Moving APEX Applications Between Environments
Every APEX development team needs a reliable process for moving applications from development to test to production. APEX’s export and import mechanism is the foundation of this process. Understanding the options and best practices prevents deployment headaches and data loss.
Full Application Export
Export your application from App Builder using the Export/Import menu. Choose “Application Export” for a complete SQL file that recreates the entire application. Key export options to consider:
Export As: Choose “Application Export” for a single file. For version control, choose “Split Application Export” which creates a directory structure with separate files for each page, shared component, and setting. The split format works well with Git.
File Format: SQL is the standard. YAML export (available in recent APEX versions) is more diff-friendly for version control.
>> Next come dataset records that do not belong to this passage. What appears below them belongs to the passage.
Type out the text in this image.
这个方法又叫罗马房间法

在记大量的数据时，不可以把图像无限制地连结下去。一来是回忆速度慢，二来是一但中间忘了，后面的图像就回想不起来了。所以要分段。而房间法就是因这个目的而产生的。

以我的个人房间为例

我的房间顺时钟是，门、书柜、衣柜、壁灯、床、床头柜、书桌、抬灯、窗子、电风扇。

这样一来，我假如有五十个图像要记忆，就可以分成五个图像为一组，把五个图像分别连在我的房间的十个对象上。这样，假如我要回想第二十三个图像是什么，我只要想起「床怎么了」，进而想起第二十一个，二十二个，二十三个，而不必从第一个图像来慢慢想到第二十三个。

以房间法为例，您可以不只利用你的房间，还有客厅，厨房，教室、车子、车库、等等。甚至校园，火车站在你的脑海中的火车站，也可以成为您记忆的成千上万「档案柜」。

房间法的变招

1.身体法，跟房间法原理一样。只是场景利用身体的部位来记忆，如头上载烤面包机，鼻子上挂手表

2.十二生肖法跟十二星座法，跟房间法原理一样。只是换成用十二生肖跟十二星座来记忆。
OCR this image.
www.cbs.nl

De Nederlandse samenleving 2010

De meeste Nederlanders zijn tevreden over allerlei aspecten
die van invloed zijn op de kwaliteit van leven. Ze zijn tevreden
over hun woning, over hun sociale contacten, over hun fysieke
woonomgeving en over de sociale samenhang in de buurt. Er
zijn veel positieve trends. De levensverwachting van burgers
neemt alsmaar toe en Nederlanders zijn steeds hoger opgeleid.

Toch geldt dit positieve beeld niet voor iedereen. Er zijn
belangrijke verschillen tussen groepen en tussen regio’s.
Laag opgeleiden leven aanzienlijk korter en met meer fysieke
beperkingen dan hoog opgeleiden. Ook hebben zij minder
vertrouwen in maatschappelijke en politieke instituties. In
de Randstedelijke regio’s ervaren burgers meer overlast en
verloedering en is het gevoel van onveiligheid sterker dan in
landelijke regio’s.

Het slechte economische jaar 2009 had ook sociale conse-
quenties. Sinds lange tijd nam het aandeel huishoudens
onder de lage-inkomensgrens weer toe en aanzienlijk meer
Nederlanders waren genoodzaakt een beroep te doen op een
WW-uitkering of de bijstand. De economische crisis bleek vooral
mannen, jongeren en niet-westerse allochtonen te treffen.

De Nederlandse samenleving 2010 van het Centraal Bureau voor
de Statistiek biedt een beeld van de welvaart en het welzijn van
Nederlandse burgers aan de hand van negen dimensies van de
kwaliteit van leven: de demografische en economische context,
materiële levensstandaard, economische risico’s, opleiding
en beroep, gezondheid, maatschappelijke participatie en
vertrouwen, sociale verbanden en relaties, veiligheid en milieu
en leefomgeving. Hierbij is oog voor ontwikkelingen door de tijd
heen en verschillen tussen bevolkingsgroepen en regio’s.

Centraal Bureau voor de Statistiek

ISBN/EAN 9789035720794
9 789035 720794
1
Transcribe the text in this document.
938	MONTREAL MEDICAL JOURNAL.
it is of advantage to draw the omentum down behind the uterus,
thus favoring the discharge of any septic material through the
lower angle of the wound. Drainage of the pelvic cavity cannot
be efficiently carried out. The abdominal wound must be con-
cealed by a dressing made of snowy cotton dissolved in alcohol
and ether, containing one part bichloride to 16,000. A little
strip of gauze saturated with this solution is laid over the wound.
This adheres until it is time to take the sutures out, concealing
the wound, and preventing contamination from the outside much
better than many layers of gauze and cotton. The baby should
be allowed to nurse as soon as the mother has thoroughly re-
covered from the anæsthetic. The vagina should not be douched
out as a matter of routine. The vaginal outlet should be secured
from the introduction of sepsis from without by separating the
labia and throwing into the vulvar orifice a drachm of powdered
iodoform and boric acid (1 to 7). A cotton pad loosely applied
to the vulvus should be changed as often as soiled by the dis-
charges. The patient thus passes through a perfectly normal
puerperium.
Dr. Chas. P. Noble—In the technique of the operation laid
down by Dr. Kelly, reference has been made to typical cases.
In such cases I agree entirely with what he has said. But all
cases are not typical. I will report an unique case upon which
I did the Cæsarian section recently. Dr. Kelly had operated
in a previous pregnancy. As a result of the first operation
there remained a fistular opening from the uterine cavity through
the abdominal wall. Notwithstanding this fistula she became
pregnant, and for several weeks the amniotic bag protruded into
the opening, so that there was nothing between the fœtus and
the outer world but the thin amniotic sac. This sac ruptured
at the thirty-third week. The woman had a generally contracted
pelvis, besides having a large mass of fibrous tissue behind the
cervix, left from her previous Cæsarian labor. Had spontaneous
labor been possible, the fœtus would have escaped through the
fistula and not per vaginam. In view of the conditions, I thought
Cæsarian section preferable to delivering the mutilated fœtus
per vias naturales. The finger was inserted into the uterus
Supporting Objects: Include supporting objects if your application depends on database objects (tables, packages, sequences) that should be created during import. Define installation and deinstallation scripts in Shared Components under Supporting Objects.
Command Line Export With SQLcl
For automated deployments, use SQLcl or the APEX_EXPORT PL/SQL API rather than the web interface:
-- SQLcl command line export
apex export 100 -dir /exports -split
-- PL/SQL API export
DECLARE
l_files APEX_T_EXPORT_FILES;
BEGIN
l_files := APEX_EXPORT.GET_APPLICATION(
p_application_id => 100,
p_split => TRUE
);
-- Write files to directory or CLOB table
END;
Import Strategies
For the target environment, import through App Builder’s Import wizard or through SQLcl. Critical import settings include the target workspace, parsing schema, and whether to keep or reassign the application ID. For production deployments, always import into the same application ID to preserve bookmarks and external integrations.
Handling Data and Configuration
APEX exports include the application definition but not application data. If your application relies on configuration data (lookup tables, system settings), export and import that data separately using INSERT scripts or Data Pump. Include these scripts in your Supporting Objects so they run automatically during import.
Version Control Integration
Use the split export format and commit it to Git after every significant change. This lets you track who changed what, diff between versions, and roll back if needed. Create a deployment script that imports the application from the Git repository, runs any database migration scripts, and validates the deployment. Automate this with CI/CD tools for consistent, repeatable deployments.